The reason for renouncing could be economic, familial or political, but just the same, you chose them over us. Millions of other Filipinos have done that, and that is not to be taken against them. There’s no law—but why shouldn’t there be?—that says if you had once renounced your motherland, you are unqualified to be president. But those “Pinoy-once” do not lose sleep over becoming president of the Philippines. Why should they? They have other distant dreams to reach. But I’d like to think that the motherland is in their hearts.
When Poe, along with her husband and three children, decided to settle in the United States and renounced her Philippine citizenship in 2001, was loyalty and running for president someday (like her actor-father did) in her thoughts?
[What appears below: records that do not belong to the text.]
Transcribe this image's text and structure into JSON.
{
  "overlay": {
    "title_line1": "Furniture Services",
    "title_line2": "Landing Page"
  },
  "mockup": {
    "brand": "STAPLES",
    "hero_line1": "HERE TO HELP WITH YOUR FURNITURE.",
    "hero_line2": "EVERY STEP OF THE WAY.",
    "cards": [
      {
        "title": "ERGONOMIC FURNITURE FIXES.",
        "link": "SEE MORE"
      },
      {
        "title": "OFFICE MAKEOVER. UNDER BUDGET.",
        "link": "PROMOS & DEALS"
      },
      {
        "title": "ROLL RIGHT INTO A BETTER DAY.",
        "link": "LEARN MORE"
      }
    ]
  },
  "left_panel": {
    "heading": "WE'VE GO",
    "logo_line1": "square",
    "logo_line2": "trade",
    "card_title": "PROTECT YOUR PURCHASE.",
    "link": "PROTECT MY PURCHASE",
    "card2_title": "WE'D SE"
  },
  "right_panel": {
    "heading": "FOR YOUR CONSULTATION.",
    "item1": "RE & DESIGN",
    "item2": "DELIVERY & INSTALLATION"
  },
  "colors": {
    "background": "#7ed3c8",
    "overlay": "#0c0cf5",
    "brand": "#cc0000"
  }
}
Questions on citizenship and residency can be easily resolved with some research and arithmetic. What about loyalty? Listen: “I absolutely and entirely renounce and abjure all allegiance and fidelity…” I shudder when I imagine Filipinos uttering those words against the beating of their hearts.
Loyalty is a basic issue for me. Capability, character, charisma, intelligence, dedication, integrity, honesty, spirituality—Poe can have all of these, but loyalty and renunciation should strike deep for both the renouncer and the renounced. Perhaps deeper for the renounced. That is my opinion, and it is not the law.
I still have to find out what oath one takes—the wording of it, and it should better ring bloody poetic, with a sting to it (may kurot)—to regain Philippine citizenship.